A Risk-Based Optimization Model for Electric Vehicle Infrastructure Response to Cyber Attacks

Security of the smart grid is at risk when the vulnerabilities of the electric vehicle (EV) infrastructure is not addressed properly. As vehicles are becoming smarter and connected, their risk of being compromised is increasing. On various occasions and venues, hacking into smart or autonomous vehicles have been shown to be possible. For most of the time, a compromised vehicle poses a threat to the driver and other vehicles. On the other hand, when the vehicle is electric, the attack may spread to the power grid infrastructure starting from the EV supply equipment (EVSE) all the way up to the utility systems. Traditional isolation-based protection schemes do not work well in smart grid since electricity services have availability constraints and few of the components have physical backups. In this paper, we propose a mixed integer linear programming model that jointly optimizes security risk and equipment availability in the interdependent power and EV infrastructure.
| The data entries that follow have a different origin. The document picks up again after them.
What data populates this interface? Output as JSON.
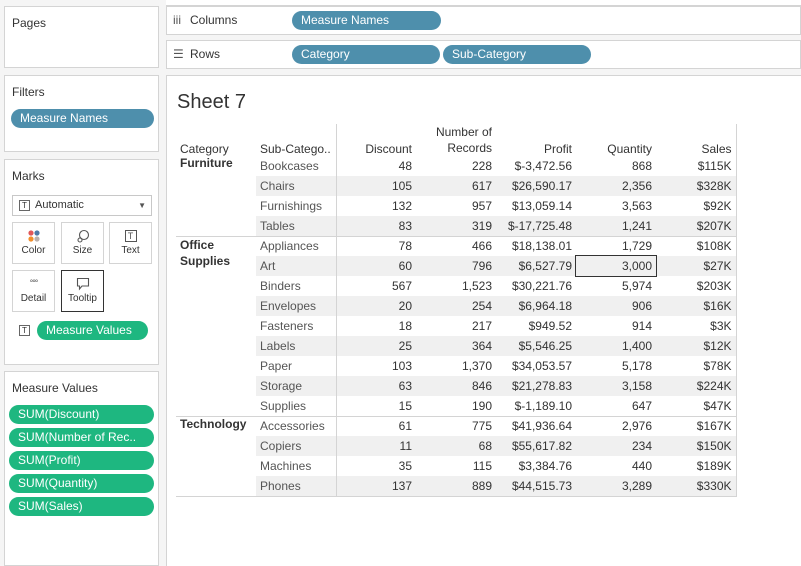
{
  "pages": {
    "title": "Pages"
  },
  "filters": {
    "title": "Filters",
    "pills": [
      "Measure Names"
    ]
  },
  "marks": {
    "title": "Marks",
    "type": "Automatic",
    "buttons": [
      "Color",
      "Size",
      "Text",
      "Detail",
      "Tooltip"
    ],
    "pill": "Measure Values"
  },
  "measure_values": {
    "title": "Measure Values",
    "pills": [
      "SUM(Discount)",
      "SUM(Number of Rec..",
      "SUM(Profit)",
      "SUM(Quantity)",
      "SUM(Sales)"
    ]
  },
  "columns_shelf": {
    "label": "Columns",
    "pills": [
      "Measure Names"
    ]
  },
  "rows_shelf": {
    "label": "Rows",
    "pills": [
      "Category",
      "Sub-Category"
    ]
  },
  "sheet": {
    "title": "Sheet 7"
  },
  "table": {
    "headers": {
      "category": "Category",
      "subcategory": "Sub-Catego..",
      "discount": "Discount",
      "records_line1": "Number of",
      "records_line2": "Records",
      "profit": "Profit",
      "quantity": "Quantity",
      "sales": "Sales"
    },
    "groups": [
      {
        "category": "Furniture",
        "rows": [
          {
            "sub": "Bookcases",
            "discount": "48",
            "records": "228",
            "profit": "$-3,472.56",
            "quantity": "868",
            "sales": "$115K"
          },
          {
            "sub": "Chairs",
            "discount": "105",
            "records": "617",
            "profit": "$26,590.17",
            "quantity": "2,356",
            "sales": "$328K"
          },
          {
            "sub": "Furnishings",
            "discount": "132",
            "records": "957",
            "profit": "$13,059.14",
            "quantity": "3,563",
            "sales": "$92K"
          },
          {
            "sub": "Tables",
            "discount": "83",
            "records": "319",
            "profit": "$-17,725.48",
            "quantity": "1,241",
            "sales": "$207K"
          }
        ]
      },
      {
        "category": "Office Supplies",
        "category_line1": "Office",
        "category_line2": "Supplies",
        "rows": [
          {
            "sub": "Appliances",
            "discount": "78",
            "records": "466",
            "profit": "$18,138.01",
            "quantity": "1,729",
            "sales": "$108K"
          },
          {
            "sub": "Art",
            "discount": "60",
            "records": "796",
            "profit": "$6,527.79",
            "quantity": "3,000",
            "sales": "$27K"
          },
          {
            "sub": "Binders",
            "discount": "567",
            "records": "1,523",
            "profit": "$30,221.76",
            "quantity": "5,974",
            "sales": "$203K"
          },
          {
            "sub": "Envelopes",
            "discount": "20",
            "records": "254",
            "profit": "$6,964.18",
            "quantity": "906",
            "sales": "$16K"
          },
          {
            "sub": "Fasteners",
            "discount": "18",
            "records": "217",
            "profit": "$949.52",
            "quantity": "914",
            "sales": "$3K"
          },
          {
            "sub": "Labels",
            "discount": "25",
            "records": "364",
            "profit": "$5,546.25",
            "quantity": "1,400",
            "sales": "$12K"
          },
          {
            "sub": "Paper",
            "discount": "103",
            "records": "1,370",
            "profit": "$34,053.57",
            "quantity": "5,178",
            "sales": "$78K"
          },
          {
            "sub": "Storage",
            "discount": "63",
            "records": "846",
            "profit": "$21,278.83",
            "quantity": "3,158",
            "sales": "$224K"
          },
          {
            "sub": "Supplies",
            "discount": "15",
            "records": "190",
            "profit": "$-1,189.10",
            "quantity": "647",
            "sales": "$47K"
          }
        ]
      },
      {
        "category": "Technology",
        "rows": [
          {
            "sub": "Accessories",
            "discount": "61",
            "records": "775",
            "profit": "$41,936.64",
            "quantity": "2,976",
            "sales": "$167K"
          },
          {
            "sub": "Copiers",
            "discount": "11",
            "records": "68",
            "profit": "$55,617.82",
            "quantity": "234",
            "sales": "$150K"
          },
          {
            "sub": "Machines",
            "discount": "35",
            "records": "115",
            "profit": "$3,384.76",
            "quantity": "440",
            "sales": "$189K"
          },
          {
            "sub": "Phones",
            "discount": "137",
            "records": "889",
            "profit": "$44,515.73",
            "quantity": "3,289",
            "sales": "$330K"
          }
        ]
      }
    ]
  },
  "colors": {
    "dimension_pill": "#4e8fac",
    "measure_pill": "#1eb780",
    "row_band": "#f0f0f0"
  }
}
We adopt an epidemic attack model to mimic malware propagation. We assume malware spreads during EV charging when an EV is charged from an infected EVSE and then travels and recharges at another EVSE. In addition, it spreads through the communication network of EVSEs. The proposed response model aims to isolate a subset of compromised and likely compromised EVSEs. The response model minimizes the risk of attack propagation while providing a satisfactory level of equipment availability to supply demand. Our analysis shows the theoretical and practical bounds for the proposed response model in smart grid in the face of attacks to the EV infrastructure.